Core Ideas • Twenty‐one years after cropland‐to‐grassland conversion, soil organic C (SOC) was within 5% of a new equilibrium but remained 64% of a never‐cultivated remnant. • Mineral‐associated and free particulate organic matter pools increased with time but microaggregate pools did not. • Ammonium oxalate‐extractable Fe was highly concentrated on microaggregate silt and clay. • Polyvalent cations and ammonium oxalate‐extractable Fe were not correlated to total SOC or soil N. In reconstructed grasslands, soil organic matter (SOM) is the largest CO2 and reactive N sink but SOM gains after reconstruction rarely achieve precultivation levels. Through a chronosequence of reconstructed grasslands 1 to 21 yr after establishment, we explored which physicochemical mechanisms protect accumulated soil organic C (SOC) and N from mineralization.
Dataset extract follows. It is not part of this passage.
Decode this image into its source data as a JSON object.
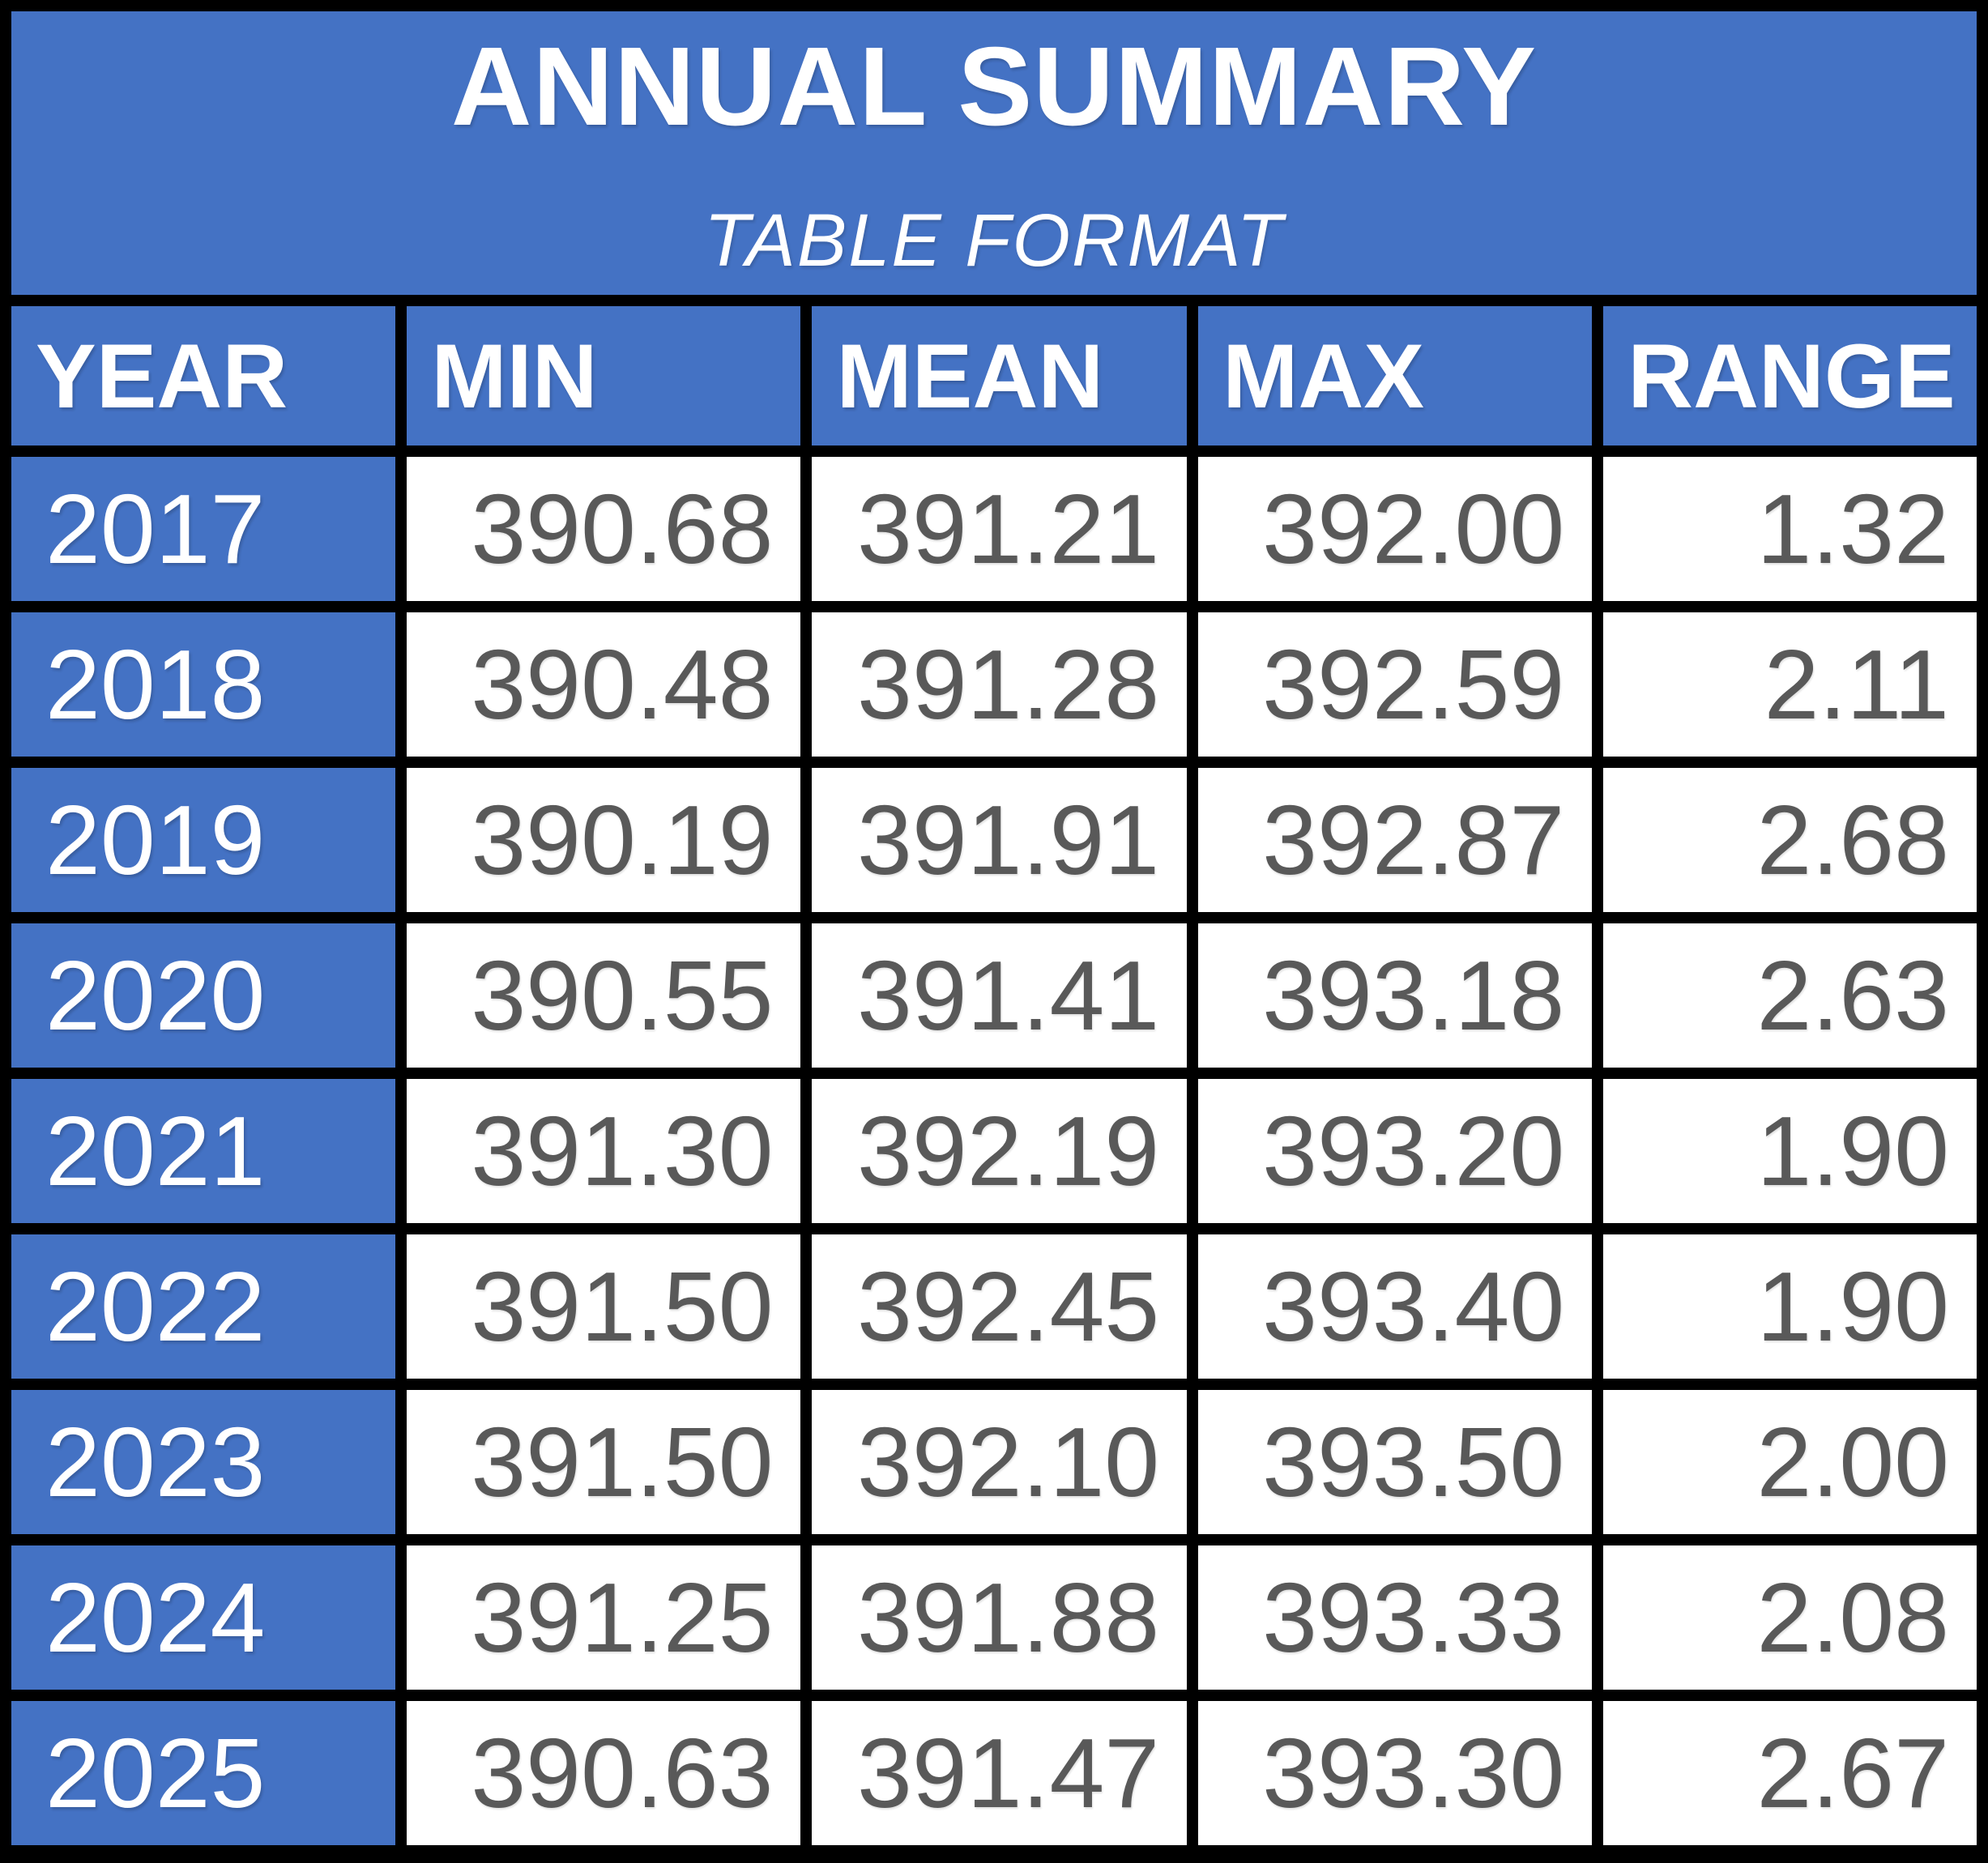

After 21 yr, total SOC and soil N concentrations increased by 32 and 23%. The SOC concentration was within 5% of a new equilibrium but was 64% of a never‐cultivated remnant. Chemically stabilized C and N pools on free silt and clay surfaces increased with time. Coarse particulate organic matter C increased with time but accounted for <12% of SOC. Microaggregate‐stabilized SOM did not change. The positive linear relationship between total SOC and free silt and clay C indicates that 21 yr after establishment, reconstructions have unsatisfied capacity for further SOM storage, despite proximity to a new SOC equilibrium. The accumulated C and N associated with free silt and clay suggest that ammonium oxalate‐extractable Fe (AmOx‐Fe) and polyvalent cation concentrations could be correlated with total C and N stocks. These promote SOM stabilization and were possibly affected by human activity before reconstruction. However, AmOx‐Fe and polyvalent cation concentrations were not associated with total SOC or soil N and could not explain the slowing SOM accumulation. Regardless of time since reconstruction, AmOx‐Fe was highly concentrated on microaggregate surfaces compared with other fractions and was positively associated with microaggregate C and N, suggesting a link between Fe and microaggregate stabilization.